Kendisini güçlü hisseden devletlerin sesi hemen her zaman üst perdeden çıkar. Ama gücünü özümsemiş, artık olgunluk çağına ulaşmış olan devletlerin temsilcileri daha mütevazı bir üslubu tercih ederler.
Ne yazık ki ABD’nin bazı temsilcileri, kendi ülkelerinin bir başka ülke nezdindeki sözcü ve temsilcileri kendilerini görev yaptıkları ülkelerde özel görevli daha açıkçası oradaki müstemleke valisi konumumda görüyorlar.
Böyle bir ABD büyükelçisinin Ankara’da görev yaptığı dönemi anımsarız. Adı Prof. Straus Hupe idi. Yerli yersiz Türkiye’nin içişleri hakkında mütalaa beyan erdi. Kişisel olarak belki iyi bir adamdı ama bu tavırları yüzünden antipatik bulunurdu.
Tüm bunları Başkan Donald Trump’ın Ankara’ya Büyükelçi olarak gönderdiği (zengin iş insanı) Tom Barrack’ın son üç haftaya yakın süre içinde Türkiye hakkında söyledikleri yüzünden yazıyorum.
Mr. Tom Barrack ABD’nin Ankara büyükelçiliği yanında bir de kendi ülkesinin Suriye işlerine de bakmakla görevli. İhtimal o yüzden sadece Türkiye Cumhuriyeti ile değil, Osmanlı İmparatorluğu dönemine dair de düşüncelerini saklamıyor.
Tom Barrack, “Osmanlı İmparatorluğu’ndaki millet sisteminin çok başarılı olduğunu” söyledi ve Türkiye Cumhuriyeti’ne de aynı sistemi tavsiye eder gibi konuştu. Bu Atatürk Cumhuriyetinin “üniter devlet” yapısı ve ilkesiyle taban tabana zıt bir iddiadır. Keza Tom Barrack Türkiye Cumhuriyeti’nin temelini oluşturan Lozan Antlaşması’nda “Kürtler aleyhine haksızlık yapıldığı” yolundaki düşüncesini dile getirdi. Dahası, “Türkiye’de etnik ve dini farklılıklara dayalı bir sistem kurulmasını” istiyor. Ayrıca “İsrail’in Türkiye’de ulusal ve güçlü bir devletin” varlığından rahatsız olduğunu söylüyor.

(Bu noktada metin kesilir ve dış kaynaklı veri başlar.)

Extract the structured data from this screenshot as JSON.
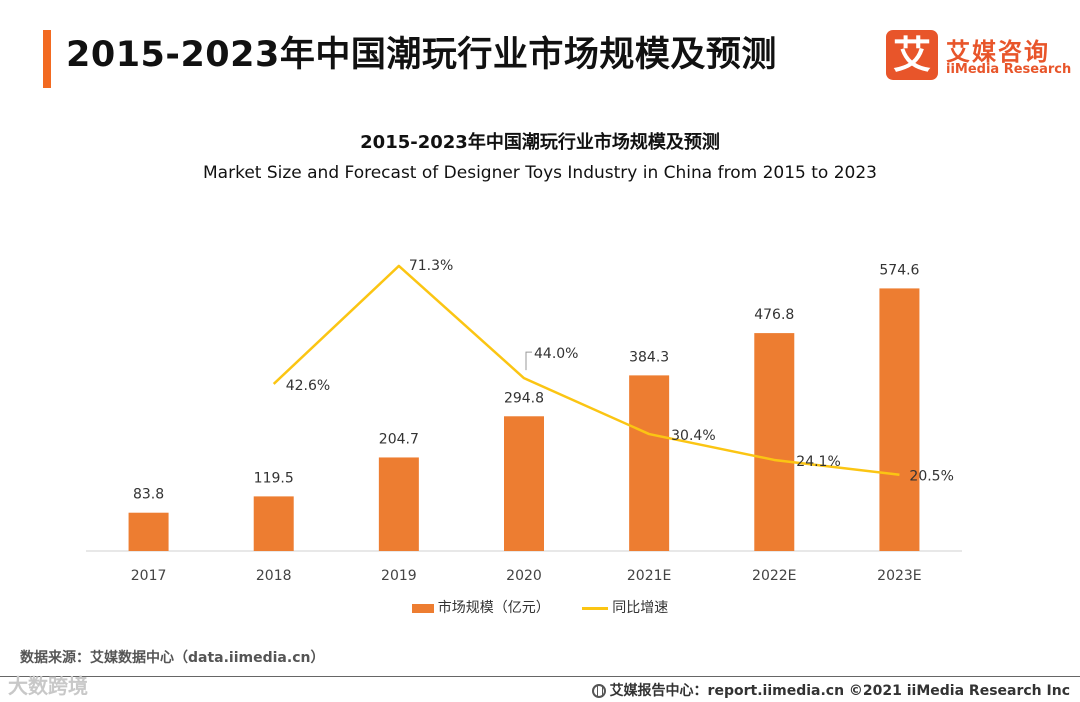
{
  "page": {
    "title": "2015-2023年中国潮玩行业市场规模及预测"
  },
  "logo": {
    "mark": "艾",
    "name_cn": "艾媒咨询",
    "name_en": "iiMedia Research"
  },
  "chart_data": {
    "type": "bar",
    "title": "2015-2023年中国潮玩行业市场规模及预测",
    "subtitle": "Market Size and Forecast of Designer Toys Industry in China from 2015 to 2023",
    "categories": [
      "2017",
      "2018",
      "2019",
      "2020",
      "2021E",
      "2022E",
      "2023E"
    ],
    "series": [
      {
        "name": "市场规模（亿元）",
        "type": "bar",
        "values": [
          83.8,
          119.5,
          204.7,
          294.8,
          384.3,
          476.8,
          574.6
        ],
        "labels": [
          "83.8",
          "119.5",
          "204.7",
          "294.8",
          "384.3",
          "476.8",
          "574.6"
        ],
        "color": "#ed7d31"
      },
      {
        "name": "同比增速",
        "type": "line",
        "values": [
          null,
          42.6,
          71.3,
          44.0,
          30.4,
          24.1,
          20.5
        ],
        "labels": [
          "",
          "42.6%",
          "71.3%",
          "44.0%",
          "30.4%",
          "24.1%",
          "20.5%"
        ],
        "color": "#fbc513"
      }
    ],
    "grid": false,
    "legend_position": "bottom"
  },
  "source": {
    "text": "数据来源：艾媒数据中心（data.iimedia.cn）"
  },
  "footer": {
    "watermark": "大数跨境",
    "report_text": "艾媒报告中心：report.iimedia.cn ©2021 iiMedia Research Inc"
  }
}
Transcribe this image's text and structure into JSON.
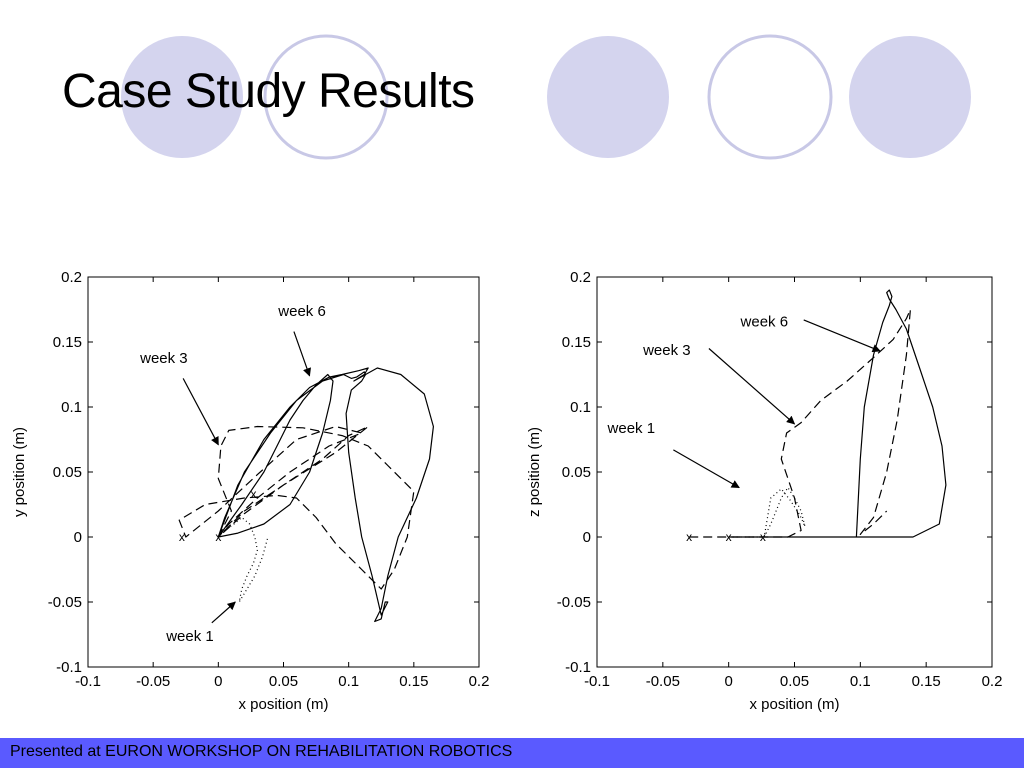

Bir ülkeye hayat veren ve Birinci Dünya Savaşı ardından imzalanmış tüm uluslararası antlaşmalardan daha uzun ömürlü olduğunu, yüz yaşını tamamlayarak ispat eden Lozan Antlaşması’na dil uzatarak diplomatik nezaket ve görev sınırlarını çiğneyen Tom Barrack’a Dışişleri Bakanlığı’nın hâlâ ses çıkarmamış olması Türk Dışişleri Bakanlığı adına utanç verici bir gerçektir.
AKP iktidarı döneminde böyle bir utancı ilk defa yaşamıyoruz:
4 Temmuz 2003 günü Irak sınırları içinde Süleymaniye’de görev yapan Türk askeri birliği karargâhı, ABD’nin Irak’taki güçleri tarafından basılmış, karargâhtaki tüm subay ve erlerin başına çuval geçirilmiş ve hepsi üniformalı şekilde kamyonlara bindirilerek Bağdat’a götürülmüşlerdi.
O tarihte de başbakan olan Tayyip Erdoğan, “Efendim, askerlerimize yapılan bu ağır muameleyi protesto için ABD’ye nota vermeyecek miyiz” diye soran gazetecileri azarlamış, “Ne notası kardeşim müzik notası mı?” anlamında bir yanıt vererek onları susturmuştu.
Çok merak ediyorum:
ABD’de görev yapmış büyükelçilerimizden biri tutsa bir konferans verse ve orada, “Avrupa’dan Amerika’ya göç etmiş insanların (şimdiki Amerikalıların cetlerinin) milyonlarca yerli halkı acımasızca öldürerek onların mal ve mülklerinin, vatanlarının üstüne çöktüğünü” söylese ve o yerli halka yardım ediliyormuş gibi yapılanların yetersiz olduğunu ileri sürse başına neler gelirdi?
Mr. Tom Barrack bir de resmin arkasına baksa fena mı eder?